Broccoli the Green Giant
Broccoli is an edible green plant in the cabbage family. It has large flower heads that look like tiny trees. Broccoli is high in fiber, vitamins C, K, iron, and potassium and has some protein, approximately 3 grams in a cup. Broccoli is rich in antioxidants and plant compounds that may contribute to reducing the risk of cancer, lowering cholesterol, and boosting eye health.
Carrots the Colorful Carotenoid
Carrots are a root vegetable, and they get their bright color from beta-carotene, an antioxidant your body converts into vitamin A. It only takes a half cup of carrots to provide approximately 73% of your daily value of vitamin A. Carrots are a great source of other important vitamins, minerals, and they’re high in fiber. Their antioxidants have been linked to lower cholesterol levels, better eye health and reducing the risk of cancer.
Spinach the Leafy Delight
Spinach belongs in the amaranth family and is related to beets and quinoa. It is an extremely nutrient-rich vegetable and contains vitamins C, K, folic acid, iron, and calcium. Can you believe one spinach leaf could provide over half of your daily needs of vitamin K? Eating this vegetable may promote eye health, reduce oxidative stress, help prevent cancer and reduce blood pressure levels.
Garlic the Flavorful Ingredient
Garlic is a plant in the onion family and is grown for its taste and health benefits. It contains vitamins C, B6 and manganese. Garlic is an excellent option in recipes because it adds flavor without adding fat or many calories. It can also be used as a replacement for salt if you’re trying to reduce sodium intake and still prepare food that tastes good.
Putting This All Together
Consider incorporating at least one or all these vegetable powerhouses into your weekly eating regimen.

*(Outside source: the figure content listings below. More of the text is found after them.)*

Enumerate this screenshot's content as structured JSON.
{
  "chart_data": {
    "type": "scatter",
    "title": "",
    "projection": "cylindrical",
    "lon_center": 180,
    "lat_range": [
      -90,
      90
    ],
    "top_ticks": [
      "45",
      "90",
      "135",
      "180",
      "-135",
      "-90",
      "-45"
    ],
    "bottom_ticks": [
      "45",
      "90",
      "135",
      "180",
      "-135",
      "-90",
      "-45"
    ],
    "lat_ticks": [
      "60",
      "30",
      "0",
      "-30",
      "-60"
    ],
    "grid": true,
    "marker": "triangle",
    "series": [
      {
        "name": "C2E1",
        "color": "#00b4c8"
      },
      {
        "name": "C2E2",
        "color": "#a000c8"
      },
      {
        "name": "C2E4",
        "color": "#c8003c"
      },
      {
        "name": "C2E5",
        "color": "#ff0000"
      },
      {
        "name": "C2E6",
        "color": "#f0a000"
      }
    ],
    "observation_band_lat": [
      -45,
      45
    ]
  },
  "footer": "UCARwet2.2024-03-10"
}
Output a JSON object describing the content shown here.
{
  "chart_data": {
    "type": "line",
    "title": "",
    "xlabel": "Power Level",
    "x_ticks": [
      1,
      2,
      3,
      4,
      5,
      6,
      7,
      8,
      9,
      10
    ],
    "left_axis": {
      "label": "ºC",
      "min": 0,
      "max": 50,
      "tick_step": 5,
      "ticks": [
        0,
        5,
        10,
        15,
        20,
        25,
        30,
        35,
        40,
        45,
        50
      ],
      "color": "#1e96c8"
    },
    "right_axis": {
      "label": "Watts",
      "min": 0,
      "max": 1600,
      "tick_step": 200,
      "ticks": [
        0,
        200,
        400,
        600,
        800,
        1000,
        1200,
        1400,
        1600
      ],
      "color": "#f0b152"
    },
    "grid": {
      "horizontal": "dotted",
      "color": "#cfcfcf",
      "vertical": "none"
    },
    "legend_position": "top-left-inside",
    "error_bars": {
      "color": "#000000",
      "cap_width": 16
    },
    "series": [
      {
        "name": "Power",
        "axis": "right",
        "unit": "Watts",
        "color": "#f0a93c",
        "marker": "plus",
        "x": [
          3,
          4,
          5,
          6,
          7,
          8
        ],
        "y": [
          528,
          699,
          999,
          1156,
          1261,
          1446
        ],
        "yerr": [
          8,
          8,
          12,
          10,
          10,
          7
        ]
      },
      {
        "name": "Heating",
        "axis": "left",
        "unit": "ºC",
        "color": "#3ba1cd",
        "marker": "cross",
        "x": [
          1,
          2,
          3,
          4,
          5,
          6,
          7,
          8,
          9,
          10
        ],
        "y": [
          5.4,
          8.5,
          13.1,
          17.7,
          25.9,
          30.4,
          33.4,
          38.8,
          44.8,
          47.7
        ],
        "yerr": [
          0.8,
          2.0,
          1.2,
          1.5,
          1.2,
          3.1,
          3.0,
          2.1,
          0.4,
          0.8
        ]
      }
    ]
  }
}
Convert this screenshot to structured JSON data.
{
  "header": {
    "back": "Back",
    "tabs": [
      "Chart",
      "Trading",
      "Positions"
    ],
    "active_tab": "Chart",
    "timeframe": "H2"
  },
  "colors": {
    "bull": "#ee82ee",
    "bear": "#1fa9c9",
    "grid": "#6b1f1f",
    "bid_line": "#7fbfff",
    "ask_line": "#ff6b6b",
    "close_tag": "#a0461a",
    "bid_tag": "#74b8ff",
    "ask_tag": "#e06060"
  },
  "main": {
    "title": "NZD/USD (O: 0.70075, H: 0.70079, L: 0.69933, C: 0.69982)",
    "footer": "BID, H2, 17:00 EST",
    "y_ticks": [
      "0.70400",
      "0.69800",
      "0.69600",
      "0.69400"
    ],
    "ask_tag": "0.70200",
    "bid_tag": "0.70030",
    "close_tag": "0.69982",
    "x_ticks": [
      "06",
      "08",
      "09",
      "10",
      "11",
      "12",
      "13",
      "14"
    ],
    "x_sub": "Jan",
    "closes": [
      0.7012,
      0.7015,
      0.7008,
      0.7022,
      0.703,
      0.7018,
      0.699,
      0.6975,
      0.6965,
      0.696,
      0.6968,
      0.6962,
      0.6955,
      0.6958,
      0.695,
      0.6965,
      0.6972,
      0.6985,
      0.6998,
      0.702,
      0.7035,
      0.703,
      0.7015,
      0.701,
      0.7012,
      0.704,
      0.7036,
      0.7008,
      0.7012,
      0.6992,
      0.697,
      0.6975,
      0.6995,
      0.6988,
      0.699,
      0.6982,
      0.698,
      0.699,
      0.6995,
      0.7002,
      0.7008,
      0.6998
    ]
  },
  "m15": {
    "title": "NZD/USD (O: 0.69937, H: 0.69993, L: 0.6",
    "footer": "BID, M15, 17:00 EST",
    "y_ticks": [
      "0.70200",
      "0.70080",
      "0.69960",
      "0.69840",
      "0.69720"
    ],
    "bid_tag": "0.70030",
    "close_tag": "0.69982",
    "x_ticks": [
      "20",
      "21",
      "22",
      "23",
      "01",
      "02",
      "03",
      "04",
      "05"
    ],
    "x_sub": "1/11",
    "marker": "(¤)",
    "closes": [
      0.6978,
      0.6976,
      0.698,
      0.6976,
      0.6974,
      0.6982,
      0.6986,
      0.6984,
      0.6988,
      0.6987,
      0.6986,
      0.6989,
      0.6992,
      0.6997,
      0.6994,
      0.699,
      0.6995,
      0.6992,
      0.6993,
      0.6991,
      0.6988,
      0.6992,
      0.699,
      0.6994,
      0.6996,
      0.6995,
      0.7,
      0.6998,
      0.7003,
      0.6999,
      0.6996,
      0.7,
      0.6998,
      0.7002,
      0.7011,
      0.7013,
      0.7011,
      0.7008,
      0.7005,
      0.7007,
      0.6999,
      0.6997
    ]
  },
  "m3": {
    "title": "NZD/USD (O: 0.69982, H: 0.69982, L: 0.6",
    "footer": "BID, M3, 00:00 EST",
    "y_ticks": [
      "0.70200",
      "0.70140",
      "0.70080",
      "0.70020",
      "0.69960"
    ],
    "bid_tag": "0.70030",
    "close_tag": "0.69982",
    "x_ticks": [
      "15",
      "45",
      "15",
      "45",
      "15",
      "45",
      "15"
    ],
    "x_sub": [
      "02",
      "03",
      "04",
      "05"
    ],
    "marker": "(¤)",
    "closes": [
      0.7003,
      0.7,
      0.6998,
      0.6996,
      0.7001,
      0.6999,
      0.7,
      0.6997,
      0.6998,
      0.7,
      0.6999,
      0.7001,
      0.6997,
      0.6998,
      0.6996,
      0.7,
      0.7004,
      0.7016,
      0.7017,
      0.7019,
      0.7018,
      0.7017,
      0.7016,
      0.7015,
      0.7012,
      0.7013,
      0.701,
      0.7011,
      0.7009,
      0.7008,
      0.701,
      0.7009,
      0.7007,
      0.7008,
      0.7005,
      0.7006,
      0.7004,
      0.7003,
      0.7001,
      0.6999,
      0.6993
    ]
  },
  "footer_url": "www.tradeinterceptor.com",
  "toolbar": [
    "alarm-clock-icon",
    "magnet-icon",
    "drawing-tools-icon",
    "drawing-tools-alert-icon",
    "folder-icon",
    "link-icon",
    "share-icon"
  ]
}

Except for garlic, the rest can be enjoyed either raw or cooked. Have fun in the kitchen with creativity and new ingredients. Check out our blog next month for Part II. To start try this Eggplant Dip recipe.
Charred Eggplant Dip
Ken Foland, Executive Chef
This tasty dip uses nutrient dense vegetables packed with fiber, vitamins, minerals, and antioxidants.
Prep Time 30 mins
Cook Time 1 hr
Total Time 1 hr 30 mins
- 4 each whole purple eggplant
- 1 each head of garlic
- 10 oz organic baby spinach
- 1 each lemon, juiced
- ½ tbsp Tahini
- 3 tbsp plain Greek yogurt
- 4 tbsp extra virgin olive oil
- 2 tsp kosher salt
- 1 each small head of broccoli crowns
- 2 each medium sized carrots
- 4 oz apple cider vinegar
- 1 tbsp yellow mustard seed
Split eggplant in half, lengthwise. Roast for an hour, until soft. Allow to cool and remove flesh from the skin. Place to the side until needed.
Peel paper from garlic, toss with half of the oil (2T) and place in tin foil, wrap tightly. Roast in oven until soft. Remove and put to the side.
Bring a pot of water to a boil, blanch spinach for 15/20 seconds. Remove and drain.
Place eggplant pulp, spinach and remaining ingredients in a blender. Puree until smooth.
Place in a serving bowl, chill until needed.
Place 2fl oz of water in a pot along with the apple cider vinegar and mustard seed.
Peel and cut carrots into 1/4" rounds.
Bring vinegar mix to a boil, add carrots and reduce to a simmer for 1-2 minutes, remove from heat and allow to cool.
Cut broccoli into bite sized pieces.
Garnish the eggplant puree with pickled carrots and broccoli florets.